Я видел, что за моим разговором с человеком известных умеренных взглядов наблюдали, поэтому я подошел к Габихту. «Что ж, вы заварили отличную кашу», – поприветствовал я его.
– Что вы имеете в виду?
– Вы стали вести себя как слон в посудной лавке, и каков результат? Полное фиаско. Почему вы не подождали и не пришли к власти легально, как Гитлер в Берлине?
– Почему вы говорите, что все пошло не так? Операция того стоила.
– О чем, черт возьми, вы говорите? – спросил я в ужасе.
– Ну, эта свинья Дольфус мертв, не так ли?
Я взорвался: «Вы считаете, что этим дело и закончится?

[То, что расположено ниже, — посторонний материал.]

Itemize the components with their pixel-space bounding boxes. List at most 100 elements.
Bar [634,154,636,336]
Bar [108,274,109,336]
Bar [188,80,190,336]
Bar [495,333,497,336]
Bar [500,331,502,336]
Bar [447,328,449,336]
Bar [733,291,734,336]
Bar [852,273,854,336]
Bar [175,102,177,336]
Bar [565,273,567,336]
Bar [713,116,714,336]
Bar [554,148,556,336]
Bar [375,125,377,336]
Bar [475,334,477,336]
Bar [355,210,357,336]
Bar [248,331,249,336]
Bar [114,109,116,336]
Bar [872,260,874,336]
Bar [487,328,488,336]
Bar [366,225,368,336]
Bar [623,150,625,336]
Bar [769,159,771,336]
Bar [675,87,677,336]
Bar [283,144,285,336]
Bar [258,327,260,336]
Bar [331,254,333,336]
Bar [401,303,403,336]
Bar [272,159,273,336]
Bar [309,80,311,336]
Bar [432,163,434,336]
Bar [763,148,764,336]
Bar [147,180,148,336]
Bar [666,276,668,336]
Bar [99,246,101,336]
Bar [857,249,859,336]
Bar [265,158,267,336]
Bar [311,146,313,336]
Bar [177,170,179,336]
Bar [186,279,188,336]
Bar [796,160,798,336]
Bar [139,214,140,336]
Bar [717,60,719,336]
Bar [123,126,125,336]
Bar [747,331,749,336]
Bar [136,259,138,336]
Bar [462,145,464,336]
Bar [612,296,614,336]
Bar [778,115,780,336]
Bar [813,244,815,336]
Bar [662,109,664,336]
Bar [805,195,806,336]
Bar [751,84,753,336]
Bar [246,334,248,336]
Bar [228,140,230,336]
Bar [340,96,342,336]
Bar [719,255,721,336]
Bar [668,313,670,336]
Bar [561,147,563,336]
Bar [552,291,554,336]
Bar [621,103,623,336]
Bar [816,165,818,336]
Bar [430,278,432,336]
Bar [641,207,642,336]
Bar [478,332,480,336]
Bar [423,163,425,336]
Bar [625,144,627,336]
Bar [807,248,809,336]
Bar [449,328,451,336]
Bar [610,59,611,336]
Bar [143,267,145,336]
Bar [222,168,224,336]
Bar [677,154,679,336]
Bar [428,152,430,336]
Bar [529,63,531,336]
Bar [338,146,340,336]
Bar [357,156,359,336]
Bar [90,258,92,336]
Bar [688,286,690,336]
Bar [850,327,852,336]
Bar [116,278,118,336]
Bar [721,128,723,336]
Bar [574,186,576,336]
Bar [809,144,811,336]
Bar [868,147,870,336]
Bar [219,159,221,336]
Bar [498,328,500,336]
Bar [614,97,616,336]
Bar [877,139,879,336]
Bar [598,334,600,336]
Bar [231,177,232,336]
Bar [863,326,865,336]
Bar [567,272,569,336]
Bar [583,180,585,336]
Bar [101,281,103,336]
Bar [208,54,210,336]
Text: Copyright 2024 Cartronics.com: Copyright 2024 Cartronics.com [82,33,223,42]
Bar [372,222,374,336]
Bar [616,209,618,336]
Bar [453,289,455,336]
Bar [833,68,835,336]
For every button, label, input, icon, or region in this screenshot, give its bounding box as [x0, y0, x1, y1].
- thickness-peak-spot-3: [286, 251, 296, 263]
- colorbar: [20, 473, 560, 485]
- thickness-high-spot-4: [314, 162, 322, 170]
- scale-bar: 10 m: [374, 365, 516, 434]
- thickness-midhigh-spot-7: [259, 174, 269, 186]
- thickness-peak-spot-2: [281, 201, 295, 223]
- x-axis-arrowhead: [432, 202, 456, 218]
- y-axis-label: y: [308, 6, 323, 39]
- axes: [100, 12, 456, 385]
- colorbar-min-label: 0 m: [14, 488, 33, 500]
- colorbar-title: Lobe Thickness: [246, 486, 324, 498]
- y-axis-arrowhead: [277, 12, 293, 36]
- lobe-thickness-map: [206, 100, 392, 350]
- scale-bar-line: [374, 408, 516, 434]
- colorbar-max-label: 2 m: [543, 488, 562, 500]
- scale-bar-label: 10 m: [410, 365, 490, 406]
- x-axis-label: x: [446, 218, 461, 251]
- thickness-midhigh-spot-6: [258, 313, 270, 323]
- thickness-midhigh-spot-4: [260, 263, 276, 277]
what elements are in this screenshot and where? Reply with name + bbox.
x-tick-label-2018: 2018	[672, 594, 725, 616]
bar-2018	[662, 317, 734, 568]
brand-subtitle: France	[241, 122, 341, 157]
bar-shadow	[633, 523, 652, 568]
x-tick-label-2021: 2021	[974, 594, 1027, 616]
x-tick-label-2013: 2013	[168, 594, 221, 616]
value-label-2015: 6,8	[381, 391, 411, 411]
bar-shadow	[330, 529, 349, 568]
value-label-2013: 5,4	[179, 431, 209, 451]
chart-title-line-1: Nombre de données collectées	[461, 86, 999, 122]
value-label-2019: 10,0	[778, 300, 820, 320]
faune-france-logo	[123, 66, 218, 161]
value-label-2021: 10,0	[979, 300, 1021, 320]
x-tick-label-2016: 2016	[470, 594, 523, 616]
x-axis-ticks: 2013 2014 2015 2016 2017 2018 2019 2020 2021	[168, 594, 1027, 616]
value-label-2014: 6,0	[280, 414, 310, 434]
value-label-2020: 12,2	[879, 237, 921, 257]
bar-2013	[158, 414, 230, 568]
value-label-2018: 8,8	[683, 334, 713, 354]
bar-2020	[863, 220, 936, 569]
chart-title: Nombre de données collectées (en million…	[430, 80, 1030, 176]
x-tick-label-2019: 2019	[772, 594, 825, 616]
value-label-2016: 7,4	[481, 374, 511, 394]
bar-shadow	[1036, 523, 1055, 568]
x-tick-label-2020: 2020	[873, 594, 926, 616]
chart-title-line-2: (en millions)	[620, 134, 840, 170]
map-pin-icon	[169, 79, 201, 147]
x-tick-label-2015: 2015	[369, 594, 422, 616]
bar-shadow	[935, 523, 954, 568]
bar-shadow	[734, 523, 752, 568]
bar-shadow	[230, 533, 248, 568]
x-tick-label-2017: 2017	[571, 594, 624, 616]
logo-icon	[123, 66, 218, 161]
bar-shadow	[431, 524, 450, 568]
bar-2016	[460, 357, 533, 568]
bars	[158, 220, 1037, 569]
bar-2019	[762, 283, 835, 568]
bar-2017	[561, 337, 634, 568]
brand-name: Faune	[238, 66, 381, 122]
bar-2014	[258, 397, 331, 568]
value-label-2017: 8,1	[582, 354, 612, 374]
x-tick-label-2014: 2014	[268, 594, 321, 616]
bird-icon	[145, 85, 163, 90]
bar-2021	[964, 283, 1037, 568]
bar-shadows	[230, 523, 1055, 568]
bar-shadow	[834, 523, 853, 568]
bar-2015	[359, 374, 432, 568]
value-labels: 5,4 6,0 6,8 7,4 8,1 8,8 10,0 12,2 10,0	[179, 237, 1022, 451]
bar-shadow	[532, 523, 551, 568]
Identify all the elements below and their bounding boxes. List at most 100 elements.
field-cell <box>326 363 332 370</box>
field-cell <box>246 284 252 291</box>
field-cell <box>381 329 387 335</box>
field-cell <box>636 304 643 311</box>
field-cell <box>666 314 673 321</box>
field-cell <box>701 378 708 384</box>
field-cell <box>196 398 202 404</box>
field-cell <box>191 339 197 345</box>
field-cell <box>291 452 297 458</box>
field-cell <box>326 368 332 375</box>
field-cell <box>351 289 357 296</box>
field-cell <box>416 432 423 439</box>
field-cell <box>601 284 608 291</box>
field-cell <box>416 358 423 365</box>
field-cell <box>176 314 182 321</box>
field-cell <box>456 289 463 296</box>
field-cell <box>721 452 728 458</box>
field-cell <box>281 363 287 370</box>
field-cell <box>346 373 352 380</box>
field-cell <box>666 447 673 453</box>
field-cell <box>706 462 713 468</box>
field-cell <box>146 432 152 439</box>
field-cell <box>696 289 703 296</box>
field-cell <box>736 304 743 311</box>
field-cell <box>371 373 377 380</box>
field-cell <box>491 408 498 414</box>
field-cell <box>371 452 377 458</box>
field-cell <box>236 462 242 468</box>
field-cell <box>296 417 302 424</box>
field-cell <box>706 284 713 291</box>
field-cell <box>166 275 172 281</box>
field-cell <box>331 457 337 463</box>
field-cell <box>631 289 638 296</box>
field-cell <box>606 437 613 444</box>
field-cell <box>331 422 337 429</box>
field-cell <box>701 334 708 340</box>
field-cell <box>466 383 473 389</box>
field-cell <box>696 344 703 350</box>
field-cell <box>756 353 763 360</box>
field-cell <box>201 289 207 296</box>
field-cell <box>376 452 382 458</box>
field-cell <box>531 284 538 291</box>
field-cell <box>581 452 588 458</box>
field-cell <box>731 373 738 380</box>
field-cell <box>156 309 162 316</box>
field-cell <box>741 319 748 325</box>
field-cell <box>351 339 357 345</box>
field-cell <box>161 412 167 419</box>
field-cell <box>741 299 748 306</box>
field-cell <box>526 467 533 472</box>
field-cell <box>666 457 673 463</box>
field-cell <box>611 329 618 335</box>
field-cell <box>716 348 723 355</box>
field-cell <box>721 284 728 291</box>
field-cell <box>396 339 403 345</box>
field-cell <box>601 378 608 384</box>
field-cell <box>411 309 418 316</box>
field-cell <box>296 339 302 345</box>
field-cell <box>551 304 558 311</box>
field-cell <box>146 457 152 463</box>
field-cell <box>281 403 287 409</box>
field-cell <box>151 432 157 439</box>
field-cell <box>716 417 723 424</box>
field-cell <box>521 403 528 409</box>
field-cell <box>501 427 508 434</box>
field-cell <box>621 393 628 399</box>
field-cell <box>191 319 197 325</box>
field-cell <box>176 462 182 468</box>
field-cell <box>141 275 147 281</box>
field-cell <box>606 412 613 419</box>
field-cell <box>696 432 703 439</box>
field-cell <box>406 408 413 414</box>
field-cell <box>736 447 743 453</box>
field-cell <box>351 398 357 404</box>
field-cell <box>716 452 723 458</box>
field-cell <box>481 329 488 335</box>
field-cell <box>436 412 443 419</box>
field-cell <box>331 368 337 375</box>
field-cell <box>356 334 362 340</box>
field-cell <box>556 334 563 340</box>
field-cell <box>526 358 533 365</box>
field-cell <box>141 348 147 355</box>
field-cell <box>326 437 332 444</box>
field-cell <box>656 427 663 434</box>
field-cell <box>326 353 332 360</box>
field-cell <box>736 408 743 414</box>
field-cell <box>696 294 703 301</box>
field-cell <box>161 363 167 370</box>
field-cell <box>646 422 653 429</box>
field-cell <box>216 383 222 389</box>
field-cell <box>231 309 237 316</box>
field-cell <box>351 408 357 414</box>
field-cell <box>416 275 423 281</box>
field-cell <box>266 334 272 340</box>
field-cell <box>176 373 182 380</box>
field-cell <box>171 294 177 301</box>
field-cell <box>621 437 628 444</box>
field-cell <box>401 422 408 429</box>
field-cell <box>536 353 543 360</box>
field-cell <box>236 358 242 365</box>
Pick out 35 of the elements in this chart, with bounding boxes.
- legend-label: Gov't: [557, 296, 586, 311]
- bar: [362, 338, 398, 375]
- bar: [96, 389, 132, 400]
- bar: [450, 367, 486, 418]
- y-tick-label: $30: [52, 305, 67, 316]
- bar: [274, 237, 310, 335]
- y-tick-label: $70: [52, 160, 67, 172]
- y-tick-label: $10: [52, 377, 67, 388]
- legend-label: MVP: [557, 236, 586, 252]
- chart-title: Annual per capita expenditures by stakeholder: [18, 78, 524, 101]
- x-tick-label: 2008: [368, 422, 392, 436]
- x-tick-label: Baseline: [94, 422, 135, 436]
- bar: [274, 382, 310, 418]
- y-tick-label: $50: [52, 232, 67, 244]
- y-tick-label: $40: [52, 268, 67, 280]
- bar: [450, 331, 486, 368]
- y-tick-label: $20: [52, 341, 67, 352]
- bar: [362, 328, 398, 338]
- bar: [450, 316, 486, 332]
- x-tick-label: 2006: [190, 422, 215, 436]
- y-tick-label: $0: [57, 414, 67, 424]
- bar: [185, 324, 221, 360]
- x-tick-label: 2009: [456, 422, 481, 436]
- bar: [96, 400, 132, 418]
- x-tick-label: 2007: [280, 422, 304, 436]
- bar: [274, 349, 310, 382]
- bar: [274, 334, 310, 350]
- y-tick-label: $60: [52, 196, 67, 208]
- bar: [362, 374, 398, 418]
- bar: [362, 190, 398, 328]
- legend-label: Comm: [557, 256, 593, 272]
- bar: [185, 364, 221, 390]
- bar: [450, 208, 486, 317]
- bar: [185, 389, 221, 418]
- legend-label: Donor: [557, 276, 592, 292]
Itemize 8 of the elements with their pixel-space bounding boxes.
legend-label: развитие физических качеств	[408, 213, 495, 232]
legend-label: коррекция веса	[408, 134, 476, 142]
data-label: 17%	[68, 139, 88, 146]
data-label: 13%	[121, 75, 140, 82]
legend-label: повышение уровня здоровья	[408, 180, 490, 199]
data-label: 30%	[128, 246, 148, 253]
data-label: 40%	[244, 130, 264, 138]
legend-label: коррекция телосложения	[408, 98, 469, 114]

Так вы добьетесь гражданской войны и итальянских войск, марширующих через перевал Бреннер». Я был так разозлен, что просто повернулся и отошел от него.
Подошел Гитлер. «Ну, что теперь о нас говорят иностранные газеты?» – попытался пошутить он, но по их глазам я видел, что и он и Геринг были действительно обеспокоены. Мы поднялись по лестнице на веранду и прошли в библиотеку. Геринг гудел об итальянских дивизиях, мобилизующихся на границе Австрии. «Mein Führer, мы должны рассмотреть возможность итальянской военной интервенции. Со вчерашнего дня поступили донесения о нескольких стрелковых дивизиях, занимающих позиции на Бреннере и на границе с Каринтией. Выглядит это как частичная мобилизация». Гитлер бушевал: «Скоро я разберусь с этой сворой. Три немецкие дивизии скинут их в Адриатическое море». Геринг успокоил его и перешел к главному. «Ханфштангль, мы хотим, чтобы вы отправились в Вену и составили для нас отчет о ситуации там, – сказал Гитлер. – Поговорите с британским и американским послом. Вы все равно знакомы с этими старухами в полосатых штанах». «И что я им скажу, герр Гитлер? – спросил я. – Дайте мне хоть какие-то формальные инструкции». Гитлер витал в облаках. Он был в очень трудном положении и полагался только на свой последний ресурс, лавину слов: «Этот герр Дольфус держал нашего партайгеноссе в концентрационном лагере несколько месяцев. Люди должны понять, что это жалкое католическое меньшинство наверху не имеет права вводить такую тиранию, когда большинство населения желает объединения с Германией. Дольфус был диктатором, а не я. На моей стороне 90 процентов населения Германии, а на его – меньше десяти».